The runway at the Reed Krakoff show was a circuitous maze in an all-white room, through which models had to walk a complicated route, often crossing paths and barely avoiding collisions. But the clothes they wore weren't complicated. Minimalistic ease was represented to maximum effect.
The season's fave new colors (yellow and orange) were in abundance, anchored by pieces in nude, black and white. Many dresses had a drop waist, as did jackets shown over skirts. A bit Prada fall 2011? Maybe, but that's where the similarity ended. The overall result was the body as a column; look elsewhere this season if you want body con or a bit of cleavage. Many of the dresses and separates were done in a "cellophane" finish that gave them a fine sheen and an illusion of sparkle--and also proved that simple does not need to be boring. The last looks were done in black and white, and a double layered jacket had me drooling.
I have to admit that I wanted this collection. I don't like a lot of frippery, and this line was simple, yet rendered in gorgeous fabrics and colors. The only pieces that didn't speak to me were the Reed Audobon print pieces (no one wants to be left out of the print party this season), which featured an enlarged bird print that would have been better in the abstract.
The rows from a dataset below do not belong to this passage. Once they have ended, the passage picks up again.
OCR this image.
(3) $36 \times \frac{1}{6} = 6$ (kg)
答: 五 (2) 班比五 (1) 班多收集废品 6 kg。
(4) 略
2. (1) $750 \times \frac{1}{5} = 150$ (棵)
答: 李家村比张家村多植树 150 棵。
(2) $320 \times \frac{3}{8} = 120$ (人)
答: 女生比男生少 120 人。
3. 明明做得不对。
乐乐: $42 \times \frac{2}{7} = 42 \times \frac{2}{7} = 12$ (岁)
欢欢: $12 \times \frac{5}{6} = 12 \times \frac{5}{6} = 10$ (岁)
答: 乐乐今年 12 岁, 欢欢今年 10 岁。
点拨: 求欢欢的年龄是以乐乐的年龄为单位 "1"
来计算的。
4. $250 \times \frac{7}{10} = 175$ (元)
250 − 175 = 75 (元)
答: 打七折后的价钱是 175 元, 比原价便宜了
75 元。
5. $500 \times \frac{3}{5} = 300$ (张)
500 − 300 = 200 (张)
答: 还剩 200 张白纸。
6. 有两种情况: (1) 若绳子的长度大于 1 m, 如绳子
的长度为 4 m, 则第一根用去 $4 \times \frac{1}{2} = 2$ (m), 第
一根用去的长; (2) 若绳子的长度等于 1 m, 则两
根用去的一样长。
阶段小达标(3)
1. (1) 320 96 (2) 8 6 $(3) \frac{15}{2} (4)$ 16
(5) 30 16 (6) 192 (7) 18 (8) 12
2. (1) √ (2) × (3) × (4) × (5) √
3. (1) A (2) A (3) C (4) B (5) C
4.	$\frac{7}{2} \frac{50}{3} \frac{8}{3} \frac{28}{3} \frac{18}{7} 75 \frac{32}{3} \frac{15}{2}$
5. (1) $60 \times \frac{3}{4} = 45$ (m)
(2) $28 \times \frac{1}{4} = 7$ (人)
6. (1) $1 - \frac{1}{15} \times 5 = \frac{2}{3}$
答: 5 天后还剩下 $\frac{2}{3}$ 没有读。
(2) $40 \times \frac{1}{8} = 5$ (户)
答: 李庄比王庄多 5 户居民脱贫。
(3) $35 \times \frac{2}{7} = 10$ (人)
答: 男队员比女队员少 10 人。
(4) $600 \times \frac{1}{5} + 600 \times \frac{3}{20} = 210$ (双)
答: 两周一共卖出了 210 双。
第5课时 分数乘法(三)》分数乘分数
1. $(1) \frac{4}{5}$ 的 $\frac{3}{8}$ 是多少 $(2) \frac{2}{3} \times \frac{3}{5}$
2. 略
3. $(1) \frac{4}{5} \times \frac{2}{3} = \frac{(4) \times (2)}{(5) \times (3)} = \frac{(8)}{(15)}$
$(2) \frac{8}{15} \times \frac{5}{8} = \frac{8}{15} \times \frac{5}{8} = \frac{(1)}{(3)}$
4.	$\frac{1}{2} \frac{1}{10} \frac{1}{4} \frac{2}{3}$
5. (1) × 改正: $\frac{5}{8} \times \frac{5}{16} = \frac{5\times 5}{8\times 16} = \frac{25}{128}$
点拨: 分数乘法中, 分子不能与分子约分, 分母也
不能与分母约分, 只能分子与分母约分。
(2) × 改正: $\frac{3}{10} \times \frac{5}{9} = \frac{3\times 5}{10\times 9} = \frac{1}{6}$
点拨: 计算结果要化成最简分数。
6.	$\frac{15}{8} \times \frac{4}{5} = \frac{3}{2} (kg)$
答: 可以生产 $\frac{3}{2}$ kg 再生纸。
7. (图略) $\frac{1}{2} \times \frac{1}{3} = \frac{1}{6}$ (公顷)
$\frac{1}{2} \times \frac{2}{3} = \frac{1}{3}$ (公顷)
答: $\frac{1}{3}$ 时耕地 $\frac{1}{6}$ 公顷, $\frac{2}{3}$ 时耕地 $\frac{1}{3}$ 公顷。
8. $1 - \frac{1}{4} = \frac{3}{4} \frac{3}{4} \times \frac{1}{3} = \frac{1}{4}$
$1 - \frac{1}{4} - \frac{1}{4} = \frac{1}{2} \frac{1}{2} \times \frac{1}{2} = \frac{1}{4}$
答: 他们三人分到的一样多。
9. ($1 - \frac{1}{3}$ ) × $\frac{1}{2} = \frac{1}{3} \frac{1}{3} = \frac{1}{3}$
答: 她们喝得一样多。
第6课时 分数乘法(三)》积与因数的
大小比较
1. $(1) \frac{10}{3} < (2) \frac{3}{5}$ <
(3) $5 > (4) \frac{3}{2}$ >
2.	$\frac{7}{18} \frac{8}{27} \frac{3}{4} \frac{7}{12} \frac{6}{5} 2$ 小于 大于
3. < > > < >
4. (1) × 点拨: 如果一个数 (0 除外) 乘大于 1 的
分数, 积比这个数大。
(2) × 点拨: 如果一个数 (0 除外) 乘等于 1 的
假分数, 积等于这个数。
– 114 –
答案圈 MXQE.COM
But if you don't mind an avian eyeball in the middle of your sternum, you may love the print.
Yellow and orange ladylike python handbags stood out in the accessories department, an area in which Krakoff is obviously well-suited, thanks to his ongoing tenure at Coach, a brand that knows a thing or two about accessories.
Krakoff gets better and better each season, and I'm looking forward to seeing how he evolves.